Wednesday, August 09, 2006
What's the deal with "Shebaa Farms"?
I confess that I had not bothered to run down the controversy over Shebaa Farms until I heard George Galloway cite it to justify Hezbollah's attack on Israel. He is so eloquent and so casual with the truth that I roused myself to do a Google search. I stumbled across an article written by the BBC more than six years ago, at the time of Israel's withdrawal from Lebanon, that clarified the point considerably. It seems that the border between Lebanon and Syria in that area is not well settled (apparently because the French didn't bother to do it back when they had the "mandate" in that region). Israel withdrew from that part of the tiny area (less than 10 square klicks up in the Golan Heights) that was definitively Lebanon back in 2000, but continued to occupy the part that was arguably Syrian (just as it continues to occupy the rest of the Golan Heights).
The UN Secretary-General Kofi Annan wrote in a report to the Security Council this week that the border was vague.
"There seems to be no official record of an international boundary agreement between Lebanon and Syria that could easily establish the line for purposes of confirming the withdrawal," he said.
Mr Annan proposed that all sides should adopt the line drawn after the 1974 Yom Kippur war [sic], pending a permanent delineation of the border.
This line forms the limit of the area currently monitored by the UNIFIL forces...
Mr Goksel said: "The UN is saying that on all maps the UN has been able to find, the farms are seen on the Syrian side."
The point is complicated by Syria having said the opposite, that Shebaa Farms is actually part of Lebanon.

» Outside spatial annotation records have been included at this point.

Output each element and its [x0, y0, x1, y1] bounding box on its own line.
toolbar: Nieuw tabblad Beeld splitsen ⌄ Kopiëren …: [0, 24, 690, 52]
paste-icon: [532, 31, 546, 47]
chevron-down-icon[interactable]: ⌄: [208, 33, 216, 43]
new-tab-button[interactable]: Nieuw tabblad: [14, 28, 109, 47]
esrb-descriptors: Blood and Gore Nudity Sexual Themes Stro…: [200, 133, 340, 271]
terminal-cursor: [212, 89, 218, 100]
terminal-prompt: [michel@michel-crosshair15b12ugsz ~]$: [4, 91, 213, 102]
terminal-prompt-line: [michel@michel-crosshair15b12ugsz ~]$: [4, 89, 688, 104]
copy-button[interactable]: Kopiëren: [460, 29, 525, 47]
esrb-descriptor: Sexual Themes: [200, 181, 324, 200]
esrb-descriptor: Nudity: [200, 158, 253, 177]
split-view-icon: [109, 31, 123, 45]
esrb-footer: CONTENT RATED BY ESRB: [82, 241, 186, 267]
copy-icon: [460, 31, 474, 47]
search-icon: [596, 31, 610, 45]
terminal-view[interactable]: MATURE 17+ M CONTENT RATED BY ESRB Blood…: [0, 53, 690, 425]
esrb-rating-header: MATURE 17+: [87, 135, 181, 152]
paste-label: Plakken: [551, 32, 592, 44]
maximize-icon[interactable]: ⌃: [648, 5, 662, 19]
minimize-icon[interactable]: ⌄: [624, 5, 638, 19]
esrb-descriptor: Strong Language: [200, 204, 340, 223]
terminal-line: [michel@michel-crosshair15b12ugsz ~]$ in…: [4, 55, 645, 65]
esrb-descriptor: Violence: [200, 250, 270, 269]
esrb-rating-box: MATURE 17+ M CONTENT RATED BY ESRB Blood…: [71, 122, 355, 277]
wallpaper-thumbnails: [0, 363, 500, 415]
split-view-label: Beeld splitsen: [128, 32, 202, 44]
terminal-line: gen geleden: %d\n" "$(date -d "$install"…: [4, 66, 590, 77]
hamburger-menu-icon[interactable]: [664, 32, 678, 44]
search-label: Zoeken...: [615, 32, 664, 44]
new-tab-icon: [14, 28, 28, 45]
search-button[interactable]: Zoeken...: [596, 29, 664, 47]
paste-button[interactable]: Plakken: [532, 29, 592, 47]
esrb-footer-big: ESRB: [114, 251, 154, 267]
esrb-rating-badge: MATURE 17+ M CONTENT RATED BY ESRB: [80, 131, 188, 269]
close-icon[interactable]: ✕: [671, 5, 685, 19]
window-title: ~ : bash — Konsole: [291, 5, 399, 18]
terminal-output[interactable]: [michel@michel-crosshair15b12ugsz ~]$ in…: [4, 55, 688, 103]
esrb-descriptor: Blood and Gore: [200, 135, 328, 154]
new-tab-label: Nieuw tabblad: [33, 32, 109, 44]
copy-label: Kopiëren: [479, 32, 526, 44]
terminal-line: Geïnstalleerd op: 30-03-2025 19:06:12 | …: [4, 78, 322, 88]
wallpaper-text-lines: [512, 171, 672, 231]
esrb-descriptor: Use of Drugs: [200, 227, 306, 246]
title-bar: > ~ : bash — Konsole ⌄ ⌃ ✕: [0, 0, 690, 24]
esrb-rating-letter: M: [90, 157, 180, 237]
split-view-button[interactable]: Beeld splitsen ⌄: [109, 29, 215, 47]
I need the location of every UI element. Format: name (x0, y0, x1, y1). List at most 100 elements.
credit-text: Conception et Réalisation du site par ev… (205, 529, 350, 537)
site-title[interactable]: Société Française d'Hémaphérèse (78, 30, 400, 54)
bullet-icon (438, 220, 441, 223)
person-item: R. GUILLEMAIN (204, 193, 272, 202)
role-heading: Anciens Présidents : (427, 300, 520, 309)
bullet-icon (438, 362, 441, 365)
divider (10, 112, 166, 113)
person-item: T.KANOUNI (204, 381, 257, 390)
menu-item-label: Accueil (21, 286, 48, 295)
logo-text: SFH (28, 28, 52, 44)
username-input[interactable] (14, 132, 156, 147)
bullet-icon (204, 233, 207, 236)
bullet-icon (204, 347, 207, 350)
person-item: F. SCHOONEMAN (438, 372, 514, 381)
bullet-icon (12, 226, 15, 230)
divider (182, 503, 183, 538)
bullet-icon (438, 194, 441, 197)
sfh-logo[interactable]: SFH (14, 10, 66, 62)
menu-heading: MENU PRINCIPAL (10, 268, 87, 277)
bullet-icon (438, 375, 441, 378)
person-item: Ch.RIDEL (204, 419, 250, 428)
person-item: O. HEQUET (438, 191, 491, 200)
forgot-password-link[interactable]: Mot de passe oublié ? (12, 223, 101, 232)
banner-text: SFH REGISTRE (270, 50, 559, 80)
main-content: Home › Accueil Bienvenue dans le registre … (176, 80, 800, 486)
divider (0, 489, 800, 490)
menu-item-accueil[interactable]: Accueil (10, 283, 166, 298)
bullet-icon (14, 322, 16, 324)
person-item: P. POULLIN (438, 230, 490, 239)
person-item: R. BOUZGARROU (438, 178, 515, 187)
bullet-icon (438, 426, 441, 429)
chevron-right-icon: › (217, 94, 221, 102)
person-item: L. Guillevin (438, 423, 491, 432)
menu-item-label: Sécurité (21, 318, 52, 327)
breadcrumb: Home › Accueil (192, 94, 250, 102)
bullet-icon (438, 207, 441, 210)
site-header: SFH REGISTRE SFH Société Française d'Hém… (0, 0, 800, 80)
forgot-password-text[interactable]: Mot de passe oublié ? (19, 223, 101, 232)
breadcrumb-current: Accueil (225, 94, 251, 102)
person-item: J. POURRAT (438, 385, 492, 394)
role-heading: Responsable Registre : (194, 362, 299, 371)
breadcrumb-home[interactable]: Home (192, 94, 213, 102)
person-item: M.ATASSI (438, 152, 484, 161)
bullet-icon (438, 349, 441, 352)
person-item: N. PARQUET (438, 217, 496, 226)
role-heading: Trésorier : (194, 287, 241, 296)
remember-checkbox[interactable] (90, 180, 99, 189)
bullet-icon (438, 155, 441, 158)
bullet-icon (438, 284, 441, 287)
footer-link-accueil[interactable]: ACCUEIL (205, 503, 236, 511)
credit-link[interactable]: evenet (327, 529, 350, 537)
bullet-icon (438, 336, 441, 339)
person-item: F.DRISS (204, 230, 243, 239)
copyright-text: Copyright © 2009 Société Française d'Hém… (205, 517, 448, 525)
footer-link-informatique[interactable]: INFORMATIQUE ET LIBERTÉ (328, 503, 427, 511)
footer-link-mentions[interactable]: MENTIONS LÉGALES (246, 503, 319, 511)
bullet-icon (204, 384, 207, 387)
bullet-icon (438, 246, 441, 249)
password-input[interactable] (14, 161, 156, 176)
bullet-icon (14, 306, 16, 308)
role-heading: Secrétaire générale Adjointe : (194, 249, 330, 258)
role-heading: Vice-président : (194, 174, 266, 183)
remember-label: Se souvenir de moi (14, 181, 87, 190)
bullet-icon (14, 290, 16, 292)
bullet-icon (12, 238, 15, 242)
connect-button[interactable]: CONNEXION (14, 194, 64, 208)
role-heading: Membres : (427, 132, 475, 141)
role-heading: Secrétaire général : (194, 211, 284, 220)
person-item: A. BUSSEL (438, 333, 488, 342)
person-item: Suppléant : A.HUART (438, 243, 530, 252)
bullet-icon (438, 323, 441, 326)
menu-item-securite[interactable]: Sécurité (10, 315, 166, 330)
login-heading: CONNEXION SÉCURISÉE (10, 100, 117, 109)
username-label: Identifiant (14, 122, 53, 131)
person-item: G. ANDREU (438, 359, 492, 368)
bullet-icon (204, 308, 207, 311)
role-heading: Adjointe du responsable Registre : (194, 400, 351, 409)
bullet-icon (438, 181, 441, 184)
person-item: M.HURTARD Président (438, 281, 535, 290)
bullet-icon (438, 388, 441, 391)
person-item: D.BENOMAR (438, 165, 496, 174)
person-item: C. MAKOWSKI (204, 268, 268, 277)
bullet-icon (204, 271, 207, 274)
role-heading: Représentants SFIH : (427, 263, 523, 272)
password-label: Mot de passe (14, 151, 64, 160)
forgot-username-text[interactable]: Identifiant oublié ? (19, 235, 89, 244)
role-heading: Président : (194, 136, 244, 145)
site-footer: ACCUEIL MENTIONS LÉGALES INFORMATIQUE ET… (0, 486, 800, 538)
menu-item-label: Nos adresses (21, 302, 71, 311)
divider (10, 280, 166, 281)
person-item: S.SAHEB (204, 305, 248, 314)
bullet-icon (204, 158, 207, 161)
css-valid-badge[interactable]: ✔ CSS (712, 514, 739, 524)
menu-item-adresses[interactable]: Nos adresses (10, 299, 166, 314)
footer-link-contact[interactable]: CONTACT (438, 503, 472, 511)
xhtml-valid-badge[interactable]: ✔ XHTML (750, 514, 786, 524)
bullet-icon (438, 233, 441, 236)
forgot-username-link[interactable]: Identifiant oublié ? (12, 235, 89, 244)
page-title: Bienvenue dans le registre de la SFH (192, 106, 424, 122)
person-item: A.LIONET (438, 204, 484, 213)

This is probably disingenuous. According to the Wikipedia entry, Lebanon's first claim that Shebaa Farms was Lebanese came in 2000, when Lebanon was controlled by Syria. Syria was backing the claim of its puppet in a transparent attempt to get back land it had lost in 1967.
The six-year old article also contains this foreshadowing:
Analysts say that peace between Hezbollah and Israel would not be in Syria's interests, because it would increase pressure on Damascus to withdraw its forces and slacken its control over Lebanon.
According to Israel Radio the Israeli Prime Minister, Ehud Barak, said the withdrawal from part of the Shebaa farms area was designed "to remove from Syrian President Hafez al-Assad any excuse to encourage Hezbollah terrorism from Lebanon against Israel."
Ehud Barak was under the mistaken assumption that Hezbollah needed an excuse.
1 Comments:
, at
Kofi Annan sounds more duplicitous every day. The Security Council should call him on obvious errors of fact.
The UN previously ruled this area as Syrian not Lebanese. It is to late for Kofi to start changing UN policy just to provide cover for Hezbollah's claim that they are there to retake Lebanese land.